税務用語辞典


  • 令和3年度 税制改正対応版※令和3年4月1日現在の法令等によっています。

みなし仕入率

  • 1 みなし仕入率は、次の事業の種類の区分に応じ、それぞれ次に掲げる割合が適用される(法37①一、令57①~⑤)。
    • イ 第1種事業……90%
        第1種事業とは、卸売業(他の者から購入した商品をその性質及び形状を変更しないで他の事業者に対して販売する事業に限る。)をいう。
    • ロ 第2種事業……80%
        第2種事業とは、小売業(他の者から購入した商品をその性質及び形状を変更しないで販売する事業で第1種事業以外のものに限る。)をいう。
    • ハ 第3種事業……70%
        第3種事業とは、農業、漁業、林業、鉱業、建設業、製造業(製造した棚卸資産を小売する事業を含む。)、電気業、ガス業、熱供給業及び水道業をいい、第1種事業又は第2種事業に該当するもの及び加工賃その他これに類する料金を対価とする役務の提供を行う事業を除く。
    • ニ 第4種事業……60%
        第4種事業とは、第1種事業、第2種事業、第3種事業、第5種事業及び第6種事業以外の事業をいい、具体的には、飲食店業等が該当する。
    • ホ 第5種事業……50%
        第5種事業とは、運輸通信業、金融業、保険業、サービス業(飲食店業を除く。)をいい、第1種事業から第3種事業に該当するものを除く。
    • ヘ 第6種事業……40%
        第6種事業とは、不動産業をいい、第1種事業から第3種事業及び第5種事業に該当するものを除く。
  • 2 事業者が、第1種事業から第6種事業のうち二以上の事業を営んでいる場合のみなし仕入率は、原則として、それぞれの事業区分ごとの売上げに係る消費税額にそれぞれのみなし仕入率を乗じたものの加重平均値となるが、次に掲げる場合に該当するときは、それぞれ次のようなみなし仕入率により計算を行うことができる。
    • イ 二以上の事業を営む事業者で、一事業に係る課税売上高の総課税売上高に占める割合が75%以上である事業者については、当該一事業に係るみなし仕入率を当該一事業以外の事業に対しても適用することができる(令57②)。
    • ロ 三以上の事業を営む事業者で、二事業に係る課税売上高の合計の総課税売上高に占める割合が75%以上である事業者については、総売上げに係る消費税額のうちに次に掲げる金額の合計額の占める割合とすることができる(令57③)。
    • ① 当該二事業のうちみなし仕入率が高い事業(例えば、第1種事業と第2種事業の場合には、第1種事業)の売上げについて、当該事業のみなし仕入率を適用して計算した金額
    • ② 売上げに係る消費税額から、みなし仕入率の高い事業に係る消費税額を控除した残額に、当該二事業のうち低い方のみなし仕入率を適用して計算した金額
  • 3 事業者が、二以上の事業を営んでいる場合において、事業の種類ごとに売上げを区分していない場合には、その区分していない事業に係る売上げの全体について最も低いみなし仕入率(例えば、第1種事業、第2種事業と第3種事業の場合には第3種事業の70%)が適用される(令57④)。

備考

事業者が行う事業が第1種事業、第2種事業、第3種事業、第4種事業、第5種事業又は第6種事業のいずれの事業に該当するかの判定は、原則として、事業者が行う課税資産の譲渡等ごとに行う(基通13-2-1)。
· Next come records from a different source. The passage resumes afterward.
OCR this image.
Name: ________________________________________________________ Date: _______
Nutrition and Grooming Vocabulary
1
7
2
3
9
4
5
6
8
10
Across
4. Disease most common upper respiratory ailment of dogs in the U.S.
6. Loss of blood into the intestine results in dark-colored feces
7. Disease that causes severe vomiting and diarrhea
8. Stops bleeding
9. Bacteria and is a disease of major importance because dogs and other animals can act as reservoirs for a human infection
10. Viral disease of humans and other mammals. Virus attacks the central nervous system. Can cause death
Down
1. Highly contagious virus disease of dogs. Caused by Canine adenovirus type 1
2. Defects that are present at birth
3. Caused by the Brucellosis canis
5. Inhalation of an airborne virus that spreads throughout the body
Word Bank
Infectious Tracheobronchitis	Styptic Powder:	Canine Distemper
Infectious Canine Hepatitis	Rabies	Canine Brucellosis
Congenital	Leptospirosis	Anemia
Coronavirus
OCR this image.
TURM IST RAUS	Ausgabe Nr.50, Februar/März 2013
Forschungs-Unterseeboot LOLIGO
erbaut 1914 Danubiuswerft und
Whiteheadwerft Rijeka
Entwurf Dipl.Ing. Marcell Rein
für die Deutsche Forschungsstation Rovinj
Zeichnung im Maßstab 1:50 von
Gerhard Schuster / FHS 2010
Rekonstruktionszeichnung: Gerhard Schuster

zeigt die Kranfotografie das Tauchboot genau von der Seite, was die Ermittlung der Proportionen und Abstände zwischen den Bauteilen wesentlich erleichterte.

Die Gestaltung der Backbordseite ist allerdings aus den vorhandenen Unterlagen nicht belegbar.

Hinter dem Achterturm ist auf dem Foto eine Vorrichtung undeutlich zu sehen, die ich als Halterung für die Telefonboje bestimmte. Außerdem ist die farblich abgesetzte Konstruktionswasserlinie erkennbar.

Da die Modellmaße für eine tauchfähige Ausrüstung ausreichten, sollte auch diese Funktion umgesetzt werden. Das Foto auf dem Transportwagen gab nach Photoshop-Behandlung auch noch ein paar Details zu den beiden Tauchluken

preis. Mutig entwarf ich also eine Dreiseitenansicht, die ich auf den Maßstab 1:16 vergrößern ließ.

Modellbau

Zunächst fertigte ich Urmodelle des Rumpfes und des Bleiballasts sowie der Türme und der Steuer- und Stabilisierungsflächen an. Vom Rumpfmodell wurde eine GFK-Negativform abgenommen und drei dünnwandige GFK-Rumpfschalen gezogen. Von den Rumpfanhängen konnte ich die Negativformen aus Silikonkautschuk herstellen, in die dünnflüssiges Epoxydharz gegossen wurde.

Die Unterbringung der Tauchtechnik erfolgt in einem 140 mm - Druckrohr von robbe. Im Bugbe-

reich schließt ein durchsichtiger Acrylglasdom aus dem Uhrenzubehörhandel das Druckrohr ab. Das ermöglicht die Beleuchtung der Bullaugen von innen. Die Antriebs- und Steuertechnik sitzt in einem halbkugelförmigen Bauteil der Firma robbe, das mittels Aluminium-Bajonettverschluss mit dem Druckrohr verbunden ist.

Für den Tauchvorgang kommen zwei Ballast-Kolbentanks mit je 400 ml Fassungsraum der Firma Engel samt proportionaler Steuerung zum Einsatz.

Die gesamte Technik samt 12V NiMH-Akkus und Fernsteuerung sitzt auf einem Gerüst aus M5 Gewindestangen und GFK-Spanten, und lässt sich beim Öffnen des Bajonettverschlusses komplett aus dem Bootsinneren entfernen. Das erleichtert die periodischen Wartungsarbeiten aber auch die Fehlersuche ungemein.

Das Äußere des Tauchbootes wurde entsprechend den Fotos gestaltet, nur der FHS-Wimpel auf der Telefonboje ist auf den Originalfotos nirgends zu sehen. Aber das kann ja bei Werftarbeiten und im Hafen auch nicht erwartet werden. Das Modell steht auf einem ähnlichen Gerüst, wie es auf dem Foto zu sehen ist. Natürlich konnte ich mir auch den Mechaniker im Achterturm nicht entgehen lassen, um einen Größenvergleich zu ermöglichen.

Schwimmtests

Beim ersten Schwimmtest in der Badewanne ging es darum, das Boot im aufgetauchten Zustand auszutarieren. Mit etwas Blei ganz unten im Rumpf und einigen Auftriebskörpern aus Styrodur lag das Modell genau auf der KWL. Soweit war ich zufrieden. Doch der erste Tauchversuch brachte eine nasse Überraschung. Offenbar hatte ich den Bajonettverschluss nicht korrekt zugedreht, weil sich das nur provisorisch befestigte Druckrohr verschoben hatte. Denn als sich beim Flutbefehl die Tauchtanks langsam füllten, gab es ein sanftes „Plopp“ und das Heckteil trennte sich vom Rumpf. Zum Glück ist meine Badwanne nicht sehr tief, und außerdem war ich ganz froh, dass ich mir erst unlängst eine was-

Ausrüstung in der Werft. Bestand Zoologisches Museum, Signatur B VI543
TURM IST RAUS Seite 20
令和5年10月1日以降、農林水産業(飲食料品の譲渡を行う部分に限る。)を第2種事業とする。

いわゆる製造問屋、自己が請け負った建設工事の全部を下請に施工させる元請、天然水を採取して瓶詰等して人の飲用に販売する事業及び新聞、書籍等の発行、出版を行う事業は、第3種事業に該当する(基通13-2-5)。

事業者が自己において使用していた固定資産等の譲渡を行う事業は、第4種事業に該当する(基通13-2-9)。